Reviewing the pre-and post UNEP Report scenarios, the president of the Movement for the Survival of Ogoni People (MOSOP), Legborsi Saro Pyagbara, identified illegal oil bunkering activities in Ogoniland as the greatest threat to the success of the ongoing clean-up of the area.
The third MOSOP leader said many impacted sites in Ogoniland have increased more than it was three years ago due to activities of illegal oil bunkering in Ogoni communities.
He said: “Artisanal refining, which we call ‘kpofire’ or illegal bunkering is the greatest challenge facing the ongoing clean of Ogoni. It will be impossible for the clean-up exercise to be successful when kpofire business is going on.
“We need the support of the media because due to the activities of the illegal bunkerers, the number of impacted sites in Ogoni has increased from the number we had three years ago.

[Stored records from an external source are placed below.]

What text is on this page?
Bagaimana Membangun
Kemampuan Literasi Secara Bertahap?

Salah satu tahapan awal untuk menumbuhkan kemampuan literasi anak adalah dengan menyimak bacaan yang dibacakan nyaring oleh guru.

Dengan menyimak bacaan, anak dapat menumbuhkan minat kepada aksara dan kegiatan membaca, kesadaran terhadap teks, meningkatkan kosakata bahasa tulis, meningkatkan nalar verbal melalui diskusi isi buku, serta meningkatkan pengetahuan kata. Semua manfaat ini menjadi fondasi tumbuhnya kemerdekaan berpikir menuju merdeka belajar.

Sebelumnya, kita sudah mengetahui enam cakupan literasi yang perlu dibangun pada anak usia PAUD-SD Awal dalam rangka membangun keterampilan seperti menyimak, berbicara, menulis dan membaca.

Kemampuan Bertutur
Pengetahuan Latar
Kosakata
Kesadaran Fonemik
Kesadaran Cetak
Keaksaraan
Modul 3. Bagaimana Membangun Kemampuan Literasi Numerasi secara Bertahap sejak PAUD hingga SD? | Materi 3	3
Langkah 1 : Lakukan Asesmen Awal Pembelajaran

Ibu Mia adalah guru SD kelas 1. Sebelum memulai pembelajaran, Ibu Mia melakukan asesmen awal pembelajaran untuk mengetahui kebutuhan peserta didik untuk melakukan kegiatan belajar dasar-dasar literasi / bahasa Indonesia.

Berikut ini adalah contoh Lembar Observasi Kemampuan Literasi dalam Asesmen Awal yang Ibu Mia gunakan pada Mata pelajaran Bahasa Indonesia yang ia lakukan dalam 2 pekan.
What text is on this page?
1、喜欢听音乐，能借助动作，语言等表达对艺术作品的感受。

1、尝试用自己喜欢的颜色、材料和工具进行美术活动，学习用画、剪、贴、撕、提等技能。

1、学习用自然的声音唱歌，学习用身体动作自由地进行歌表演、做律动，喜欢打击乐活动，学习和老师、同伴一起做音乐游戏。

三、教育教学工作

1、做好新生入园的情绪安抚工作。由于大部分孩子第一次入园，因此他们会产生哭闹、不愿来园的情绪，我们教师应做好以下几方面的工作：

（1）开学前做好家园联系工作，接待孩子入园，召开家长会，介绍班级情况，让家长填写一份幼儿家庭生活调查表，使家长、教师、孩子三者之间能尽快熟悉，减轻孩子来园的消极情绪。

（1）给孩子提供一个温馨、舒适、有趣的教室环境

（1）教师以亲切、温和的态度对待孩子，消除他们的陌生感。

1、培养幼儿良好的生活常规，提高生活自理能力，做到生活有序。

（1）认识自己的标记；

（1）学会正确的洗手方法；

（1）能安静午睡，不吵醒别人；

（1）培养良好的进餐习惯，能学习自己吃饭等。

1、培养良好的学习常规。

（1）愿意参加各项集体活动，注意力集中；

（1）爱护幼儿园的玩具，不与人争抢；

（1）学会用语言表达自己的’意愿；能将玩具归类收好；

“The communities are in full support of their children engaging in such acts. Before now, we thought it was only women that were supporting the artisanal refining, but we have realized that men are in full support. It is the women that we fear most for in terms of the harms of carcinogen in the environment but they have emerged as enthusiastic supporters of illegal refining, saying it was the source of livelihood for their families.
“Few months ago, I held a meeting with people of the communities where these illegal activities are high. To my greatest surprise, they told me that if their children should be made to stop the artisanal refining, where will the children get money to feed them?”
The MOSOP president stated that the people of Ogoni ethnic nationality whole-heartedly accepted the clean-up exercise as recommended by the UNEP Report because it has to do with their environment.
He said it was when they did not find compensation in the Report that their enthusiasm waned.
He also said the implementation is too slow due to excessive bureaucracy introduced in the procurement processes and called for waivers to speed up the processes and restore the confidence of the masses.
Explaining the re-pollution issue, an impacted community member and activist, Young Kigbara, said compensation was critical in the Ogoni clean up exercise and said the communities cannot be asked to protect pipelines against well armed bandits and bunkerers.
In his opening remarks, the former vice chancellor of the University of Science and Technology (now Rivers State University), BB Fakae, charged the media to beam attention on the UNEP Report saying it was a scientific exercise that needed deep understanding.
Fakae gave account of how he helped to get the Ogoni stakeholders to allow the UNEP team to conduct the study when the Ogoni people were suspicious and restive.
In his welcome remark, the chairman of the Correspondents’ Chapel, Ernest Chinwo, said in 2018, attention was beamed on insecurity but the Chapel chose to look at the environment because protecting the environment amounted to protecting the future. The journalists may form a media observatory to monitor the Ogoni Clean Up more adequately.